A change in the schedule of screenings has also got “journalists grumbling”, says the Toronto Star. In previous years, critics have been allowed to attend morning screenings of films ahead their gala premieres in the evening.

But the festival’s organisers say that because of the rise of “social media” critics, who do not necessarily respect embargoes on publication of reviews, the “film’s creators were increasingly reading bad reviews before they attended the glitzy premieres”, says The Times.

The festival said in a statement that it was “necessary” to rethink the programme, adding: “The underlying logic was based on best practice blown to bits by the massive incursion of digital technologies in our professional and personal lives over the past 15 or so years. Basically, as soon as a film is screened, the social networks turn it into confetti-like strips of rumours.

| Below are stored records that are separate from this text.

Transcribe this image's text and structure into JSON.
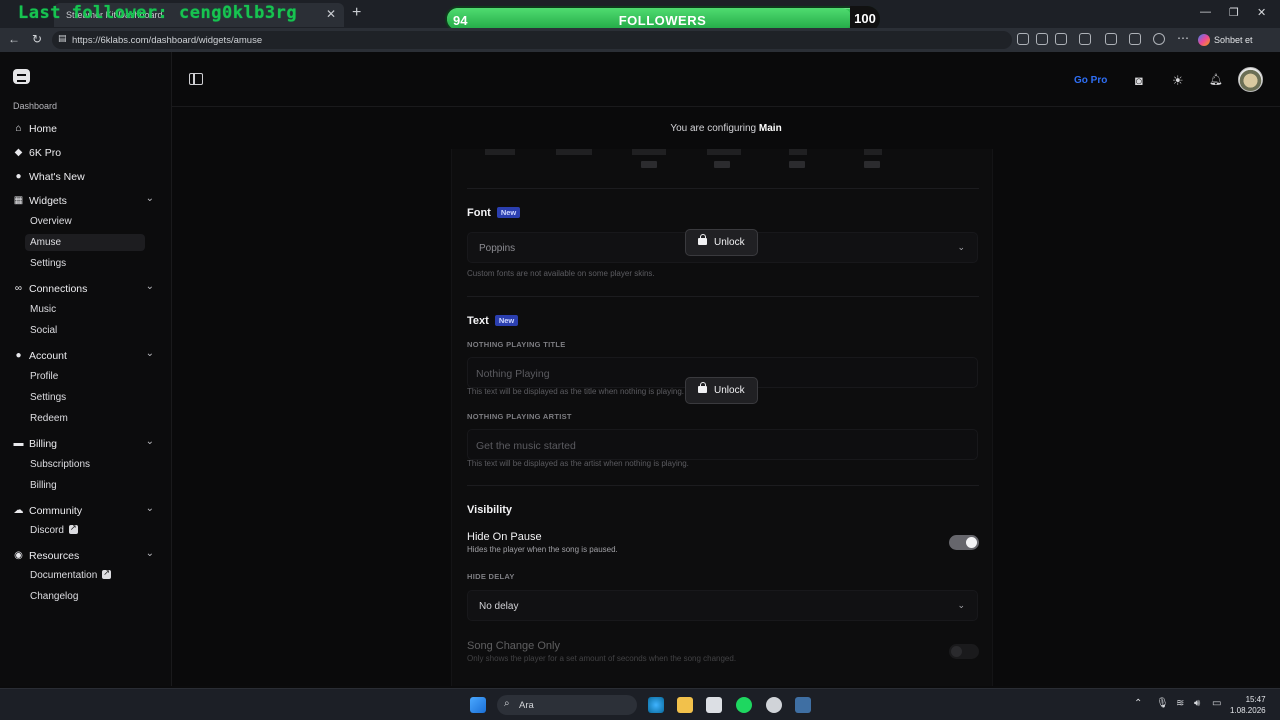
{
  "browser": {
    "tab_title": "Streamer Kit Dashboard",
    "overlay_text": "Last follower: ceng0klb3rg",
    "url": "https://6klabs.com/dashboard/widgets/amuse",
    "profile_label": "Sohbet et"
  },
  "followers_widget": {
    "current": "94",
    "label": "FOLLOWERS",
    "goal": "100",
    "progress": 0.94
  },
  "sidebar": {
    "section_label": "Dashboard",
    "items": [
      {
        "label": "Home",
        "icon": "home-icon",
        "glyph": "⌂"
      },
      {
        "label": "6K Pro",
        "icon": "gem-icon",
        "glyph": "◆"
      },
      {
        "label": "What's New",
        "icon": "bell-icon",
        "glyph": "●"
      },
      {
        "label": "Widgets",
        "icon": "grid-icon",
        "glyph": "▦",
        "expanded": true,
        "children": [
          {
            "label": "Overview"
          },
          {
            "label": "Amuse",
            "active": true
          },
          {
            "label": "Settings"
          }
        ]
      },
      {
        "label": "Connections",
        "icon": "link-icon",
        "glyph": "∞",
        "expanded": true,
        "children": [
          {
            "label": "Music"
          },
          {
            "label": "Social"
          }
        ]
      },
      {
        "label": "Account",
        "icon": "user-icon",
        "glyph": "●",
        "expanded": true,
        "children": [
          {
            "label": "Profile"
          },
          {
            "label": "Settings"
          },
          {
            "label": "Redeem"
          }
        ]
      },
      {
        "label": "Billing",
        "icon": "card-icon",
        "glyph": "▬",
        "expanded": true,
        "children": [
          {
            "label": "Subscriptions"
          },
          {
            "label": "Billing"
          }
        ]
      },
      {
        "label": "Community",
        "icon": "chat-icon",
        "glyph": "☁",
        "expanded": true,
        "children": [
          {
            "label": "Discord",
            "external": true
          }
        ]
      },
      {
        "label": "Resources",
        "icon": "globe-icon",
        "glyph": "◉",
        "expanded": true,
        "children": [
          {
            "label": "Documentation",
            "external": true
          },
          {
            "label": "Changelog"
          }
        ]
      }
    ]
  },
  "topbar": {
    "go_pro": "Go Pro"
  },
  "header": {
    "configuring_prefix": "You are configuring",
    "configuring_name": "Main"
  },
  "font_section": {
    "title": "Font",
    "badge": "New",
    "value": "Poppins",
    "help": "Custom fonts are not available on some player skins.",
    "unlock_label": "Unlock"
  },
  "text_section": {
    "title": "Text",
    "badge": "New",
    "np_title_label": "NOTHING PLAYING TITLE",
    "np_title_placeholder": "Nothing Playing",
    "np_title_help": "This text will be displayed as the title when nothing is playing.",
    "np_artist_label": "NOTHING PLAYING ARTIST",
    "np_artist_placeholder": "Get the music started",
    "np_artist_help": "This text will be displayed as the artist when nothing is playing.",
    "unlock_label": "Unlock"
  },
  "visibility_section": {
    "title": "Visibility",
    "hide_on_pause_title": "Hide On Pause",
    "hide_on_pause_desc": "Hides the player when the song is paused.",
    "hide_on_pause_enabled": true,
    "hide_delay_label": "HIDE DELAY",
    "hide_delay_value": "No delay",
    "song_change_title": "Song Change Only",
    "song_change_desc": "Only shows the player for a set amount of seconds when the song changed.",
    "song_change_enabled": false
  },
  "taskbar": {
    "search_label": "Ara",
    "time": "15:47",
    "date": "1.08.2026"
  }
}
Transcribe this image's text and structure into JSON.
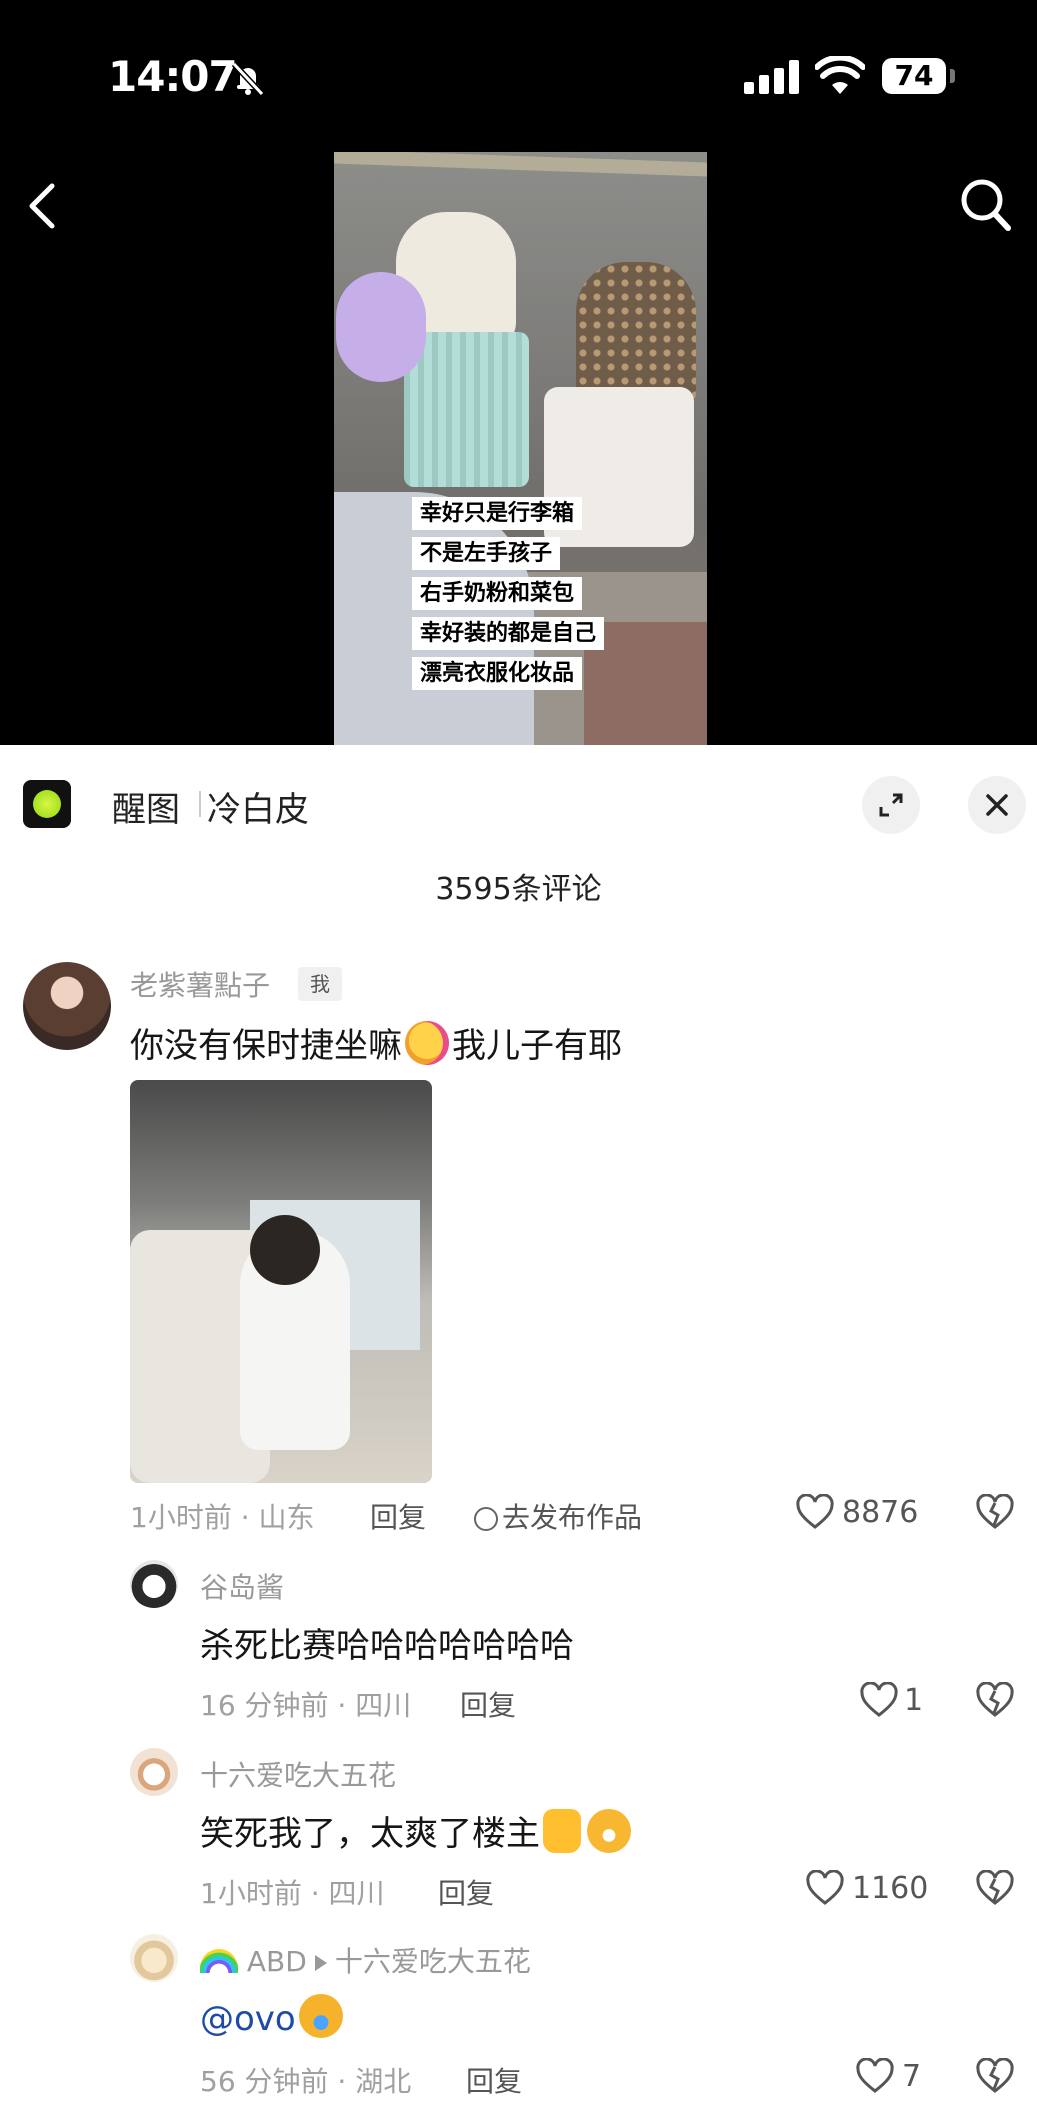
{
  "status_bar": {
    "time": "14:07",
    "battery": "74"
  },
  "video": {
    "caption_lines": [
      "幸好只是行李箱",
      "不是左手孩子",
      "右手奶粉和菜包",
      "幸好装的都是自己",
      "漂亮衣服化妆品"
    ]
  },
  "sheet": {
    "app_name": "醒图",
    "app_subtitle": "冷白皮",
    "comment_count": "3595条评论"
  },
  "comments": [
    {
      "username": "老紫薯點子",
      "tag": "我",
      "text_before": "你没有保时捷坐嘛",
      "text_after": "我儿子有耶",
      "meta": "1小时前 · 山东",
      "reply_label": "回复",
      "publish_label": "去发布作品",
      "likes": "8876"
    }
  ],
  "replies": [
    {
      "username": "谷岛酱",
      "text": "杀死比赛哈哈哈哈哈哈哈",
      "meta": "16 分钟前 · 四川",
      "reply_label": "回复",
      "likes": "1"
    },
    {
      "username": "十六爱吃大五花",
      "text": "笑死我了，太爽了楼主",
      "meta": "1小时前 · 四川",
      "reply_label": "回复",
      "likes": "1160"
    },
    {
      "username": "ABD",
      "reply_to": "十六爱吃大五花",
      "text": "@ovo",
      "meta": "56 分钟前 · 湖北",
      "reply_label": "回复",
      "likes": "7"
    }
  ],
  "colors": {
    "accent_mention": "#1f4aa8",
    "logo_green": "#a6e21e"
  },
  "icons": [
    "bell-off-icon",
    "signal-icon",
    "wifi-icon",
    "back-icon",
    "search-icon",
    "expand-icon",
    "close-icon",
    "heart-icon",
    "dislike-icon"
  ]
}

“As you already know, the principle behind the change we have introduced this year is simple: make the gala session, attended by the team that made the film, the veritable first screening of the film.”

Other changes come in response to more global concerns, such as the #MeToo revelations that have shocked Hollywood and the rest of the world over recent months.

Cannes is following the lead of the Sundance Film Festival earlier this year by setting up a telephone line for reporting any acts of sexual harassment.

Fremaux said the festival was “deeply shocked” to learn of the alleged rapes by film mogul Harvey Weinstein, some of which are said to have occurred during the event itself.

The Cannes boss said that he and the other organisers not only condemned Weinstein’s alleged behaviour, “we (also) questioned ourselves and our own practices”.

Commenting on the absence of many American filmmakers from this year’s festival, Fremaux blamed the “obsession with the Oscars”. Some US directors have reportedly turned down invitations to premiere their films at Cannes because of the long gap between the festival and Oscar nominations.

Another notable absence this year is Netflix, which last year had two films, Okja and The Meyerowitz Stories, competing to win the prestigious Palme d’Or.

This year, Netflix titles “were excluded from competition after the streaming giant refused to guarantee them a release in French cinemas”, says the BBC.